Across the paintings and works on paper, natural and architectural elements from his hometown intertwine with visages of relatives and otherworldly humanoid monsters, assembling hallucinatory scenes that hover between recollection and dream. Flowers and fallen petals recur as reminders that ecological renewal is a consequence of death—loss giving rise to growth, so the exhibition never settles into a single emotional register. Instead, it keeps turning.

In four large-scale paintings along the gallery’s back wall, Qui Xiaofei explores that eternal terrestrial and emotional story through the passage of the four seasons, linking cyclical transformation in nature with the rhythms of human experience.

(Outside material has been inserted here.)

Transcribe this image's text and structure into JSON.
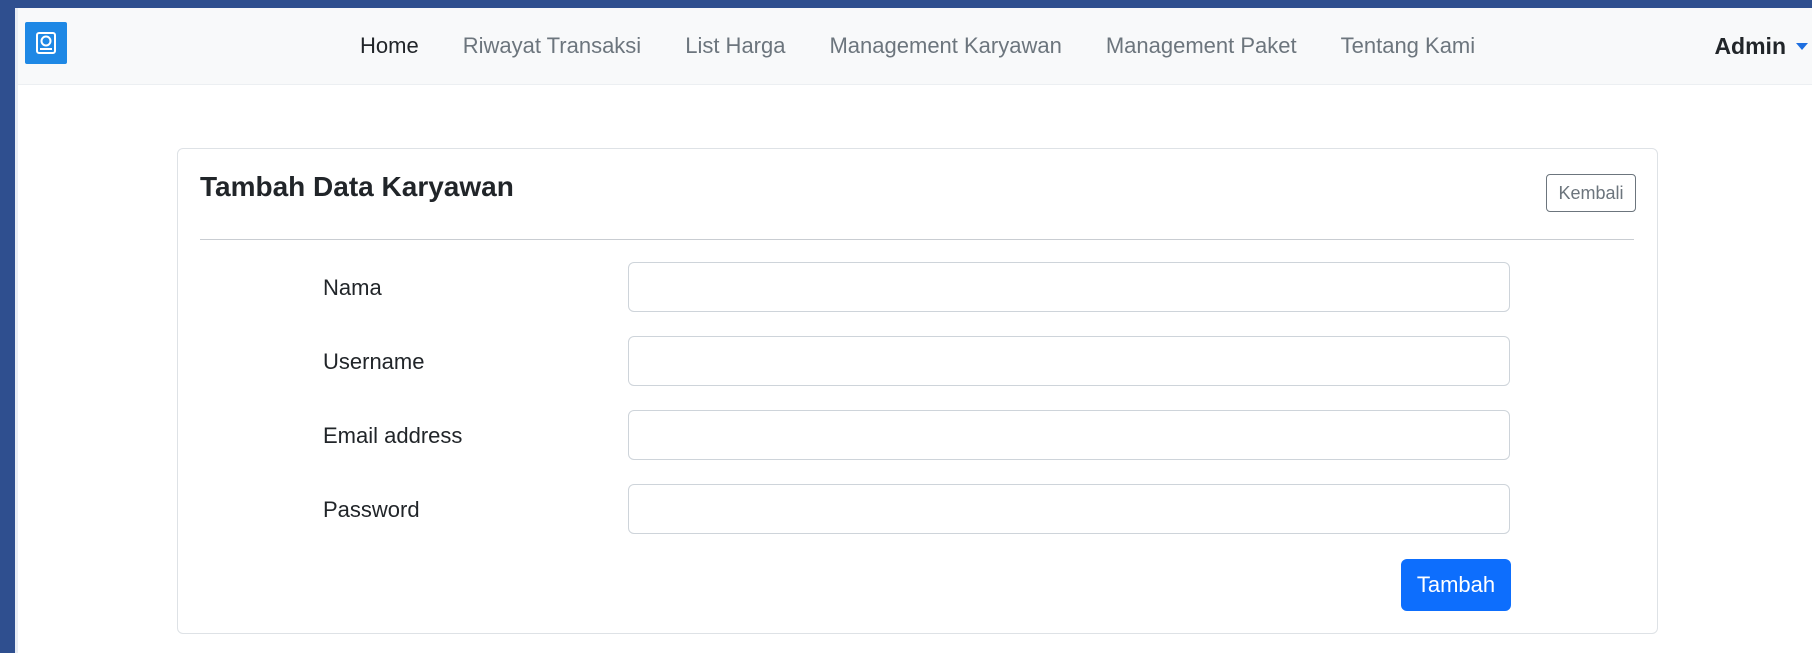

This debut also lands in the context of a strong international exhibition history. “The Theater of Wither and Thrive” presents as an artist doubling down on what painting can do when it stops trying to be a window and becomes a stage—where memory, psyche, and history can appear together, not as facts, but as living forces.

Qui Xiaofei
Archival materials and family photos of the artist.